Erin Healy

Personal information
- Full name: Erin Gianna Healy
- Date of birth: 5 April 2001 (age 25)
- Place of birth: San Diego, California, United States
- Position: Forward

Team information
- Current team: Parma

College career
- Years: Team / Apps / (Gls)
- 2019–2022: Gonzaga Bulldogs / 67 / (21)

Senior career*
- Years: Team / Apps / (Gls)
- 2023–2024: Clube de Albergaria / 24 / (8)
- 2024–2026: Adelaide United / 41 / (12)
- 2026–: Parma / 0 / (0)

International career^{‡}
- 2025–: Republic of Ireland / 1 / (0)

= Erin Healy (footballer) =

Irish-American soccer player (born 2001)

Erin Gianna Healy (/it/; born 5 April 2001) is a professional soccer player who plays as a forward for Serie A club Parma. Born in the United States, she represents the Republic of Ireland internationally.

==Early life==
Healy was born in San Diego, California. Her grandfather was born in Monaghan, which makes her eligible to represent either the Republic of Ireland or the United States internationally.

==College career==
Healy attended Gonzaga University in Spokane, Washington, and played for the Gonzaga Bulldogs.

==Club career==
Healy began her club football career in Portugal at Campeonato Nacional Feminino club Clube de Albergaria, joining in the 2023–24 season.

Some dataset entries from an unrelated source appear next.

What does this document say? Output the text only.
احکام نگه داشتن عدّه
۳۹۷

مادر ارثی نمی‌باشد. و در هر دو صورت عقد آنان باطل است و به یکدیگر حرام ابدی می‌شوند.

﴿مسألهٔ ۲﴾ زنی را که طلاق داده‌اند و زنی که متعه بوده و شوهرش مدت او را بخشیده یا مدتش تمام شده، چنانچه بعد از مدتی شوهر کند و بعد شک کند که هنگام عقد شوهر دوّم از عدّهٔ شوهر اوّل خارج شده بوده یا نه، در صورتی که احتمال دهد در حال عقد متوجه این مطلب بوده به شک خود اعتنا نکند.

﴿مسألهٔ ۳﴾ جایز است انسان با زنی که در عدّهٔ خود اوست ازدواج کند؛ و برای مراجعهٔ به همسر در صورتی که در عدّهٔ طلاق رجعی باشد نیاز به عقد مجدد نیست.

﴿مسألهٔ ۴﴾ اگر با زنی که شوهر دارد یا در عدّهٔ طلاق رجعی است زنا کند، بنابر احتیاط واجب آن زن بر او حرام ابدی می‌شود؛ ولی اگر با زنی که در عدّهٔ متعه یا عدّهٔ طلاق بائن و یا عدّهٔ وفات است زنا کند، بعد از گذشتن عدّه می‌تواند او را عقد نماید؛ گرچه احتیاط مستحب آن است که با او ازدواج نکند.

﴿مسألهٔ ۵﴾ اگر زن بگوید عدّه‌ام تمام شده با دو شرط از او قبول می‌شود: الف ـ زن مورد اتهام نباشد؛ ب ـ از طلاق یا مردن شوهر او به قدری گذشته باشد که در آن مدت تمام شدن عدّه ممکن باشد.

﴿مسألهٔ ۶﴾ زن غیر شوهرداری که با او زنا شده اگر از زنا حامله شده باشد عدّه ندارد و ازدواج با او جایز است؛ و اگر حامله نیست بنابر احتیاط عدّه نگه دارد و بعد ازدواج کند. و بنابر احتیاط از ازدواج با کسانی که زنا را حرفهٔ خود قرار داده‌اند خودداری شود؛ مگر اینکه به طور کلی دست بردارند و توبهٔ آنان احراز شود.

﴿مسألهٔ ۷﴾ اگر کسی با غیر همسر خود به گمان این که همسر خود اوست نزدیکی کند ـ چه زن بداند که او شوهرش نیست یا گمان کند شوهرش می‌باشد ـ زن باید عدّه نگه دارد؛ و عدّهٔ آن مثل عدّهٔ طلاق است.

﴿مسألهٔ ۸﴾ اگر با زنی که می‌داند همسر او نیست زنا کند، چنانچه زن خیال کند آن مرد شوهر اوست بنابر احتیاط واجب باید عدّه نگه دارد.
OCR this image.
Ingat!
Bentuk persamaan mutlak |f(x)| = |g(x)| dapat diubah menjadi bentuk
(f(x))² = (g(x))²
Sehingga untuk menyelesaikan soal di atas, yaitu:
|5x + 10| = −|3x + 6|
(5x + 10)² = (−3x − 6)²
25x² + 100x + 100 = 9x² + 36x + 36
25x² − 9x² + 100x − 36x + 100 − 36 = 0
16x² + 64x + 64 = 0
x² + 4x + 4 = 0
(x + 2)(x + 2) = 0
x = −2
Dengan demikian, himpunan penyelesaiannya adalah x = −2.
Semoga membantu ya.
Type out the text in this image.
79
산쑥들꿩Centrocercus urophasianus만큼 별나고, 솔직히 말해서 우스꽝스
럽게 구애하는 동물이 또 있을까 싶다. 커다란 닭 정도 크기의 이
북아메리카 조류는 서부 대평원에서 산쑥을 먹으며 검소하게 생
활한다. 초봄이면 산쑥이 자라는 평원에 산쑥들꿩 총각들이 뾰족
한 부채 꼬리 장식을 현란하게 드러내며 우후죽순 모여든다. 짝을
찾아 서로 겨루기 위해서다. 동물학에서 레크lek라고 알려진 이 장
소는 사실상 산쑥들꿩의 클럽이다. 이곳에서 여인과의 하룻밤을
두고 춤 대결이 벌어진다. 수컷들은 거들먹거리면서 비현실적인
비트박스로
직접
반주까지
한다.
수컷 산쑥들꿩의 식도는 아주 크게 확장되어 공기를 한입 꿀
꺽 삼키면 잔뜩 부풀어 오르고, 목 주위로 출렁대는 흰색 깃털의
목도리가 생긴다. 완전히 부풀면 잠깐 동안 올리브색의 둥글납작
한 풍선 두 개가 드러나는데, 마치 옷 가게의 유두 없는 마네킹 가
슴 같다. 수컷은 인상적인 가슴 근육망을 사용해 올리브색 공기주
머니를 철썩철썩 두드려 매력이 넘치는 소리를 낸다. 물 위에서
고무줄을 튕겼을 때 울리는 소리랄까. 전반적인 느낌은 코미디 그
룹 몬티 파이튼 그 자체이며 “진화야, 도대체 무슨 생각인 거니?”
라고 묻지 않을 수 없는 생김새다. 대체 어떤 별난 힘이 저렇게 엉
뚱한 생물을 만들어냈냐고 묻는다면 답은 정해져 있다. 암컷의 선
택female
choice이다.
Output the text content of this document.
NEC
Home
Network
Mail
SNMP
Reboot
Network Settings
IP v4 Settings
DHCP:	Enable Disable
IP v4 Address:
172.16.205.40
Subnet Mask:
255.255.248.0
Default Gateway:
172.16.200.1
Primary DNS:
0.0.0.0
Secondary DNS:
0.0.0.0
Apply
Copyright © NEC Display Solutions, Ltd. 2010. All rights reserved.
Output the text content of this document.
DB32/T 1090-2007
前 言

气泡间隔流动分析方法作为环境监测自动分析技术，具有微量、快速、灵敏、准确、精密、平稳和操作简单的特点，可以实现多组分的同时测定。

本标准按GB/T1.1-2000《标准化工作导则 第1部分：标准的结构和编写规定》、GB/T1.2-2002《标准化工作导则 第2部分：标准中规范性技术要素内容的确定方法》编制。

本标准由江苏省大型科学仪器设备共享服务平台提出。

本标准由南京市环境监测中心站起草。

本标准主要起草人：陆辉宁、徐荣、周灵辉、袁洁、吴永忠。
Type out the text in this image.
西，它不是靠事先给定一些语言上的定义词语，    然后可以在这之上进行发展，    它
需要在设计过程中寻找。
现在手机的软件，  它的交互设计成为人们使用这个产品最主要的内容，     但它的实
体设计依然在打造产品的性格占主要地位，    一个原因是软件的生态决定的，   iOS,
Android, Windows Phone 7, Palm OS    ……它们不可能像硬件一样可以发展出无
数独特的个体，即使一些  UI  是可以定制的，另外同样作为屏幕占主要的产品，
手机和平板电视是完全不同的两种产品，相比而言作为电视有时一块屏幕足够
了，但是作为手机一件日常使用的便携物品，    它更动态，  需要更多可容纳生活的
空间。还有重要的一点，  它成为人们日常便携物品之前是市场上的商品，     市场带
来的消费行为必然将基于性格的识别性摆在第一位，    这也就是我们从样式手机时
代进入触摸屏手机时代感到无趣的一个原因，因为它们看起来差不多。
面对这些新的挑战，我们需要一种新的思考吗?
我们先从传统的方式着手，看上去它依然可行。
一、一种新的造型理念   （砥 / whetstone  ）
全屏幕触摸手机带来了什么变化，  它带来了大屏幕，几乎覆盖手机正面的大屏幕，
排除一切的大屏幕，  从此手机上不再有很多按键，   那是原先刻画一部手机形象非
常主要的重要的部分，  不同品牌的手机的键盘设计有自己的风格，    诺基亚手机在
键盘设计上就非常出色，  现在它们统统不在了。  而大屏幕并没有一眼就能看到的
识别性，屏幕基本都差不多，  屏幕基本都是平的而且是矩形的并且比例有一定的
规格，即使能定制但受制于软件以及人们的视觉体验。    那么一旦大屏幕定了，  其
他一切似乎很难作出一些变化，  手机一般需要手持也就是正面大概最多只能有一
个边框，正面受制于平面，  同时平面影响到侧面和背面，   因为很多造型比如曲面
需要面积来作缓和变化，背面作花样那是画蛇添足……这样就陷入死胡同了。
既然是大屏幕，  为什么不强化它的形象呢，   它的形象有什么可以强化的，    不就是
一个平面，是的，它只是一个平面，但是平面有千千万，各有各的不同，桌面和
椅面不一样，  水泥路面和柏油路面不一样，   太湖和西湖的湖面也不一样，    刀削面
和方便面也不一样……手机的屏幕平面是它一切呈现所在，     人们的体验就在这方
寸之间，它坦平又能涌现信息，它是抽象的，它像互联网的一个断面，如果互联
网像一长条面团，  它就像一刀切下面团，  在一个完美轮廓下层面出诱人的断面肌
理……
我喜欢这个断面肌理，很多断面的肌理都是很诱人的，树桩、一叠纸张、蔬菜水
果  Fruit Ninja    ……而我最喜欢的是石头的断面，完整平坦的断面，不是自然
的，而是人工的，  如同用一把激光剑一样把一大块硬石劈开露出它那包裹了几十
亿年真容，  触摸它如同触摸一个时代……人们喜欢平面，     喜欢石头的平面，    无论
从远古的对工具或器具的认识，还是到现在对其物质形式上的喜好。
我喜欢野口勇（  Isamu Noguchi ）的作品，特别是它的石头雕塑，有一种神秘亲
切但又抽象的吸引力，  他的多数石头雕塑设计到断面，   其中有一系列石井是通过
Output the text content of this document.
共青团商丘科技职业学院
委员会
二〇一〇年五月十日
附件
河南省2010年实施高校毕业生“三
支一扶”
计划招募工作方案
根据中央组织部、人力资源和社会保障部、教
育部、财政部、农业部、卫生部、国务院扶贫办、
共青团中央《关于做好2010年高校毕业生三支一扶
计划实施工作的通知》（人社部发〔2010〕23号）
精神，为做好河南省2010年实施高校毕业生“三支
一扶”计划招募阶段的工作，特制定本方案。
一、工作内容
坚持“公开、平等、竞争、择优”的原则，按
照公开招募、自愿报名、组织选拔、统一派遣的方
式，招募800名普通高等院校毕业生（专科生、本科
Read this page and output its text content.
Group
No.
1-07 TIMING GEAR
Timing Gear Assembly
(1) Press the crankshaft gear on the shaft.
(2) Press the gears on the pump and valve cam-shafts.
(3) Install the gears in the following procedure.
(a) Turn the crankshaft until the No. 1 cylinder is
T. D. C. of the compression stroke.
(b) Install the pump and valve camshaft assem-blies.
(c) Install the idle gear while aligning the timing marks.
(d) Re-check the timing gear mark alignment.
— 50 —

Healy moved to Australia to join A-League Women club Adelaide United for the 2024–25 season. In her first two seasons she scored 12 goals in 41 games.
After two seasons, in which she won multiple annual awards, Healy departed Australia to pursue an opportunity in Europe. A few weeks after departing Adelaide, it was announced Healy had joined Italian club Parma until 2028.

==International career==
Healy received her first call-up for the Republic of Ireland national team on 20 May 2025, when she was called up for two games against Turkey and Slovenia in the 2025 UEFA Women's Nations League. She made her international debut in Ireland's first of two friendlies against the United States in June 2025.

== Style of play ==
She is known for her composure when on the ball and for her strength in one-on-one battles.